102. Refrain: a phrase or verse recurring at intervals in a poem or song.
103. Requiem: any chant, dirge, hymn, or musical service for the dead.
104. Resolution: point in a literary work where the chief dramatic complication is worked out; denouement.
105. Restatement: idea repeated for emphasis.
106. Rhetoric: use of language,
107. Rhetorical Question: question suggesting its own answer or not requiring an answer.
108. Rising Action: plot build up.
109. Romanticism: movement in western culture beginning in the eighteenth and peaking in the nineteenth century as a revolt.
110. Satire: ridicules or condemns the weakness and wrong doings of others.
111. Scansion: the analysis of verse in terms of meter.
112. Setting: the time and place.
113. Simile: a figure of speech comparing two essentially unlike things through the use of a specific word of compariso.
114. Soliloquy: an extended speech,
115. Spiritual: a folk song, usually on a religious theme.
116. Speaker: a narrator.
117. Stereotype: cliché.
118. Stream of Consciousness: the style of writing that attempts to imitate the natural flow of a character’s thoughts
119. Structure: the planned framework of a literary selection;
120. Style: the manner of putting thoughts into words.

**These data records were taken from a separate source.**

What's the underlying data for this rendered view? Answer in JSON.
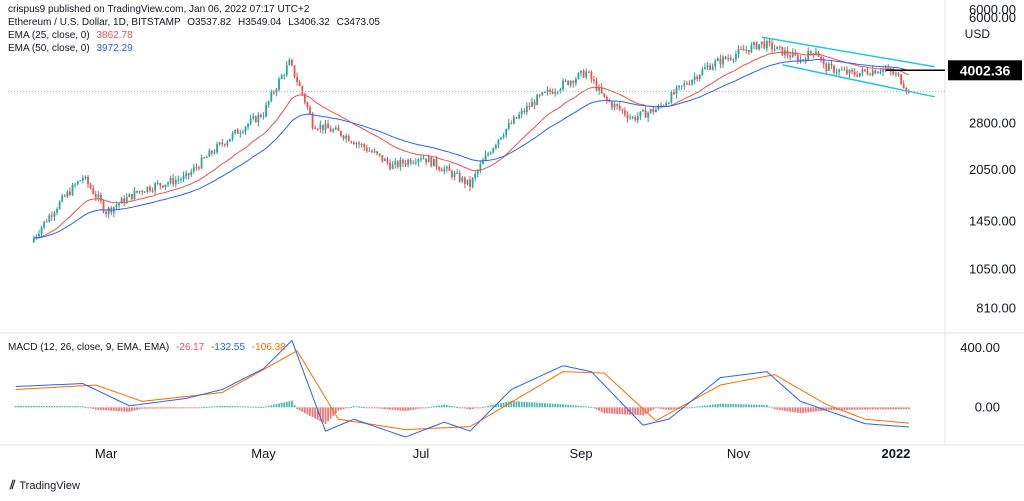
{
  "header": {
    "author": "crispus9",
    "published": "published on TradingView.com, Jan 06, 2022 07:17 UTC+2",
    "symbol": "Ethereum / U.S. Dollar, 1D, BITSTAMP",
    "ohlc": {
      "O": "O3537.82",
      "H": "H3549.04",
      "L": "L3406.32",
      "C": "C3473.05"
    },
    "ema25": {
      "label": "EMA (25, close, 0)",
      "value": "3862.78"
    },
    "ema50": {
      "label": "EMA (50, close, 0)",
      "value": "3972.29"
    },
    "macd": {
      "label": "MACD (12, 26, close, 9, EMA, EMA)",
      "v1": "-26.17",
      "v2": "-132.55",
      "v3": "-106.38"
    }
  },
  "watermark": "TradingView",
  "price_axis": {
    "currency": "USD",
    "top_label": "6000.00",
    "current_price": "4002.36"
  },
  "colors": {
    "bull": "#26a69a",
    "bear": "#ef5350",
    "ema25": "#ef5350",
    "ema50": "#2962ff",
    "channel": "#26c6da",
    "macd_line": "#2962ff",
    "signal_line": "#ff6d00",
    "hist_pos": "#26a69a",
    "hist_neg": "#ef5350",
    "label_bg": "#000000"
  },
  "chart_data": [
    {
      "type": "candlestick",
      "series_name": "Ethereum / U.S. Dollar",
      "scale": "log",
      "y_ticks": [
        810,
        1050,
        1450,
        2050,
        2800,
        4002.36,
        6000
      ],
      "y_tick_labels": [
        "810.00",
        "1050.00",
        "1450.00",
        "2050.00",
        "2800.00",
        "4002.36",
        "6000.00"
      ],
      "x_labels": [
        "Mar",
        "May",
        "Jul",
        "Sep",
        "Nov",
        "2022"
      ],
      "ylim": [
        700,
        6000
      ],
      "key_points": [
        {
          "date": "2021-02-01",
          "close": 1300
        },
        {
          "date": "2021-02-20",
          "close": 1950
        },
        {
          "date": "2021-03-01",
          "close": 1550
        },
        {
          "date": "2021-03-15",
          "close": 1800
        },
        {
          "date": "2021-04-01",
          "close": 1950
        },
        {
          "date": "2021-04-15",
          "close": 2450
        },
        {
          "date": "2021-05-01",
          "close": 3000
        },
        {
          "date": "2021-05-11",
          "close": 4200
        },
        {
          "date": "2021-05-20",
          "close": 2800
        },
        {
          "date": "2021-06-01",
          "close": 2600
        },
        {
          "date": "2021-06-20",
          "close": 2100
        },
        {
          "date": "2021-07-01",
          "close": 2250
        },
        {
          "date": "2021-07-20",
          "close": 1850
        },
        {
          "date": "2021-08-01",
          "close": 2600
        },
        {
          "date": "2021-08-15",
          "close": 3300
        },
        {
          "date": "2021-09-03",
          "close": 3950
        },
        {
          "date": "2021-09-10",
          "close": 3300
        },
        {
          "date": "2021-09-21",
          "close": 2900
        },
        {
          "date": "2021-10-01",
          "close": 3100
        },
        {
          "date": "2021-10-20",
          "close": 4100
        },
        {
          "date": "2021-11-10",
          "close": 4800
        },
        {
          "date": "2021-11-25",
          "close": 4300
        },
        {
          "date": "2021-12-01",
          "close": 4600
        },
        {
          "date": "2021-12-04",
          "close": 4100
        },
        {
          "date": "2021-12-15",
          "close": 3900
        },
        {
          "date": "2021-12-27",
          "close": 4050
        },
        {
          "date": "2022-01-02",
          "close": 3830
        },
        {
          "date": "2022-01-06",
          "close": 3473.05
        }
      ],
      "horizontal_line": 4002.36,
      "overlays": [
        "EMA (25, close, 0)",
        "EMA (50, close, 0)"
      ],
      "descending_channel": {
        "start_date": "2021-11-10",
        "end_date": "2022-01-06"
      }
    },
    {
      "type": "line",
      "series_name": "MACD (12, 26, close, 9, EMA, EMA)",
      "y_ticks": [
        0,
        400
      ],
      "y_tick_labels": [
        "0.00",
        "400.00"
      ],
      "ylim": [
        -220,
        480
      ],
      "series": [
        {
          "name": "MACD",
          "key_points": [
            {
              "date": "2021-01-25",
              "value": 140
            },
            {
              "date": "2021-02-20",
              "value": 160
            },
            {
              "date": "2021-03-10",
              "value": 10
            },
            {
              "date": "2021-04-01",
              "value": 60
            },
            {
              "date": "2021-04-15",
              "value": 120
            },
            {
              "date": "2021-05-01",
              "value": 260
            },
            {
              "date": "2021-05-12",
              "value": 450
            },
            {
              "date": "2021-05-25",
              "value": -160
            },
            {
              "date": "2021-06-05",
              "value": -80
            },
            {
              "date": "2021-06-25",
              "value": -200
            },
            {
              "date": "2021-07-10",
              "value": -100
            },
            {
              "date": "2021-07-20",
              "value": -160
            },
            {
              "date": "2021-08-05",
              "value": 120
            },
            {
              "date": "2021-08-25",
              "value": 280
            },
            {
              "date": "2021-09-05",
              "value": 240
            },
            {
              "date": "2021-09-25",
              "value": -120
            },
            {
              "date": "2021-10-05",
              "value": -80
            },
            {
              "date": "2021-10-25",
              "value": 200
            },
            {
              "date": "2021-11-12",
              "value": 240
            },
            {
              "date": "2021-11-25",
              "value": 40
            },
            {
              "date": "2021-12-05",
              "value": -20
            },
            {
              "date": "2021-12-20",
              "value": -110
            },
            {
              "date": "2022-01-06",
              "value": -132.55
            }
          ]
        },
        {
          "name": "Signal",
          "key_points": [
            {
              "date": "2021-01-25",
              "value": 120
            },
            {
              "date": "2021-02-25",
              "value": 150
            },
            {
              "date": "2021-03-15",
              "value": 40
            },
            {
              "date": "2021-04-15",
              "value": 100
            },
            {
              "date": "2021-05-14",
              "value": 380
            },
            {
              "date": "2021-05-30",
              "value": -80
            },
            {
              "date": "2021-06-25",
              "value": -150
            },
            {
              "date": "2021-07-20",
              "value": -130
            },
            {
              "date": "2021-08-25",
              "value": 240
            },
            {
              "date": "2021-09-10",
              "value": 230
            },
            {
              "date": "2021-09-30",
              "value": -90
            },
            {
              "date": "2021-10-25",
              "value": 150
            },
            {
              "date": "2021-11-15",
              "value": 220
            },
            {
              "date": "2021-12-05",
              "value": 20
            },
            {
              "date": "2021-12-20",
              "value": -80
            },
            {
              "date": "2022-01-06",
              "value": -106.38
            }
          ]
        }
      ]
    }
  ]
}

121. Subordination: the couching of less important ideas in less important structures of language.
122. Surrealism: a style in literature and painting that stresses the subconscious or the nonrational aspects of man.
123. Suspension of Disbelief: suspend not believing in order to enjoy it.
124. Symbol: something which stands for something else, yet has a meaning of its own.
125. Synesthesia: the use of one sense to convey the experience of another sense.
126. Synecdoche: another form of name changing, in which a part stands for the whole.
127. Syntax: the arrangement and grammatical relations of words in a sentence.
128. Theme: its message(s).
129. Thesis: a proposition for consideration.
130. Tone: the devices used to create the mood and atmosphere of a literary work.
131. Tongue in Cheek: a type of humor in which the speaker feigns seriousness; a.k.a. “dry” or “dead pan”
132. Tragedy: in literature: any composition with a somber theme carried to a disastrous conclusion; a fatal event; protagonist usually is heroic but tragically (fatally) flawed
133. Understatement: opposite of hyperbole; saying less than you mean for emphasis
134. Vernacular: everyday speech
135. Voice: The textual features, such as diction and sentence structures, that convey a writer’s or speaker’s pesona.